Thursday, April 15, 2010

9/11 in the News Today

9/11, terrorism, and the wars in Iraq and Afghanistan are very prevalent news pieces, but recently several domestic news stories regarding 9/11 have gotten much attention, particularly in the NY media. Emergency responders and those who worked at Ground Zero on the day of the attacks still do not have the government's financial support to cover their medical costs(scroll down on webpage to the second article), a court settlement with 10,000 9/11 workers is being held up, and Ground Zero has yet to be rebuilt because of disagreement over who should foot the bill.

Many of the readings we did spoke about the importance of unity and overcoming the horrors of 9/11 yet here we are in April of 2010 and still have not been able to rebuild the land nor properly compensate the heros and pay for their medical costs.


  1. Wow, was not aware of some of these issues. It's a shame they haven't been worked out. Did we portray a false-unity or are we just quick to forget?

  2. I don't think the unity initially portrayed was false, but I do think that the political reactions and complications to any disaster, particularly a terrorist attack, are everlasting and just so difficult.
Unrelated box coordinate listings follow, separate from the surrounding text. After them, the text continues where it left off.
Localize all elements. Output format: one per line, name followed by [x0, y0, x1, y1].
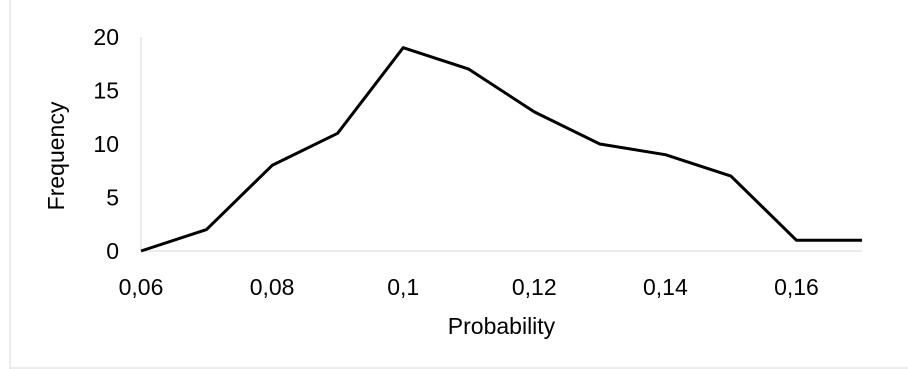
- x-tick-label: 0,06: [119, 274, 164, 300]
- y-tick-label: 5: [106, 185, 119, 211]
- x-tick-labels: 0,06 0,08 0,1 0,12 0,14 0,16: [119, 274, 819, 300]
- x-tick-label: 0,08: [250, 274, 295, 300]
- x-axis-title: Probability: [448, 313, 556, 339]
- x-tick-label: 0,12: [512, 274, 557, 300]
- x-tick-label: 0,1: [387, 274, 419, 300]
- y-tick-label: 10: [93, 131, 119, 157]
- y-tick-label: 20: [93, 24, 119, 50]
- series-line-frequency: [140, 46, 862, 253]
- y-tick-label: 0: [106, 238, 119, 264]
- y-axis-title: Frequency: [43, 101, 69, 210]
- y-tick-label: 15: [93, 78, 119, 104]
- y-tick-labels: 0 5 10 15 20: [93, 24, 119, 264]
- x-tick-label: 0,14: [643, 274, 688, 300]
- x-tick-label: 0,16: [774, 274, 819, 300]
    What I'm trying to say is that socially and culturally and from my own experience, our immediate reactions to 9/11 were agnostic. Even if one tried to draw out feelings from another person, it was nearly impossible. Notions of Unity, coming together as one, etc was a quick fix in helping people figures out what exactly is going on. Personally, I don’t think the “united we stand” posters were put up with a political statement in mind, such as “look terrorists, we are united” or “we, the American people, are in full support of our government and our constitution”…at least I didn’t think about that when I put an American flag poster in my family’s window during the week after 9/11.
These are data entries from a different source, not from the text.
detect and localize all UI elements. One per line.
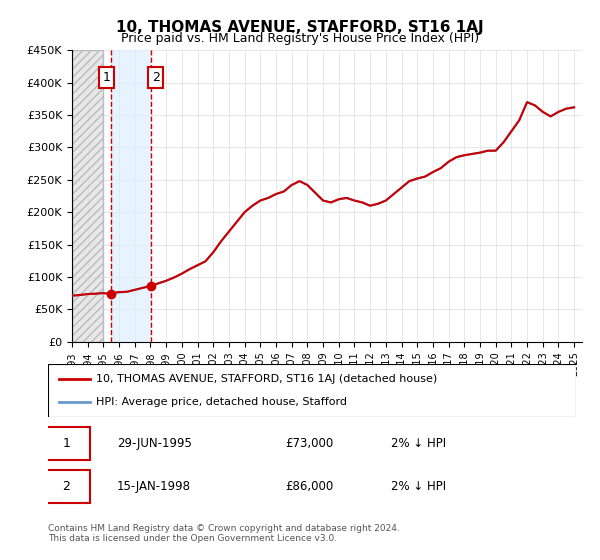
Text: £73,000: £73,000 xyxy=(286,437,334,450)
Text: 10, THOMAS AVENUE, STAFFORD, ST16 1AJ: 10, THOMAS AVENUE, STAFFORD, ST16 1AJ xyxy=(116,20,484,35)
Text: 1: 1 xyxy=(62,437,70,450)
FancyBboxPatch shape xyxy=(43,470,90,503)
Text: Contains HM Land Registry data © Crown copyright and database right 2024.
This d: Contains HM Land Registry data © Crown c… xyxy=(48,524,400,543)
Text: 2: 2 xyxy=(152,71,160,84)
Bar xyxy=(72,50,103,342)
Bar xyxy=(111,50,151,342)
Text: HPI: Average price, detached house, Stafford: HPI: Average price, detached house, Staf… xyxy=(95,397,347,407)
Text: 2% ↓ HPI: 2% ↓ HPI xyxy=(391,437,446,450)
Text: 1: 1 xyxy=(103,71,110,84)
Text: 15-JAN-1998: 15-JAN-1998 xyxy=(116,480,191,493)
Text: 10, THOMAS AVENUE, STAFFORD, ST16 1AJ (detached house): 10, THOMAS AVENUE, STAFFORD, ST16 1AJ (d… xyxy=(95,374,437,384)
FancyBboxPatch shape xyxy=(43,427,90,460)
Text: £86,000: £86,000 xyxy=(286,480,334,493)
Text: 2% ↓ HPI: 2% ↓ HPI xyxy=(391,480,446,493)
Text: 2: 2 xyxy=(62,480,70,493)
Text: Price paid vs. HM Land Registry's House Price Index (HPI): Price paid vs. HM Land Registry's House … xyxy=(121,32,479,45)
FancyBboxPatch shape xyxy=(48,364,576,417)
Text: 29-JUN-1995: 29-JUN-1995 xyxy=(116,437,191,450)
Bar xyxy=(72,50,103,342)
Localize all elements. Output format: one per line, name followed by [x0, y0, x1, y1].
    I remember the NY Times sent out that insert with one full page having a print out the American flag. I asked my parents if I could put it in our window and they said yes. When I did, I looked up to see that exact same American Flag insert posted up in a handful of other windows in the apartment building next to ours. Anyone else who walked around would see the American Flags or posters with "United We Stand" in shop windows, on car bumper stickers, on t-shirts, absolutely everywhere. If facebook existed, I’m sure everyone would’ve had these images as their “default pictures.” These inserts and posters, were not going to cause world peace or answer anyone's questions, but they were symbols of hope and recognition.

    The unity we portrayed 10 years ago is not the same unity we all still hold today, not was it unity in a sense that we all have the same political views. It is also unity that difficult to describe as false because we don’t have any other situation to compare it to. People have had time to process 9/11, whether finding an answer to their initial uncertainties or not. 10 years is a long time and with help from the media, we are bound to “move on.” But it is difficult to explain how exactly politics, such as issues explained in the articles above, or even in the articles written by literary scholars only 11 days after the attacks, can define a unified reaction to 9/11.

    Now, one doesn't necessarily look at the American flag and think "9/11" but if one sees "NYPD" on a tshirt, they might. There is what seems to be an ongoing list of the effects of 9/11 (even a new literary movement) but whether one thinks of 9/11 as America’s rude awakening and chance for literary critics to beat up on the American political system or a chance for America to come together in some type of unified form, it is interesting how it took an event, so destructive and epic, for these questions to be asked and voices to be heard.

  3. And, as Merrill encourages us to do, we should continue to keep the term representation in play. What were all of those posters, stickers, magnets that were manufactured in the wake of 9/11 supposed to represent? How, at the end of the day, do we represent national unity? Is that even possible?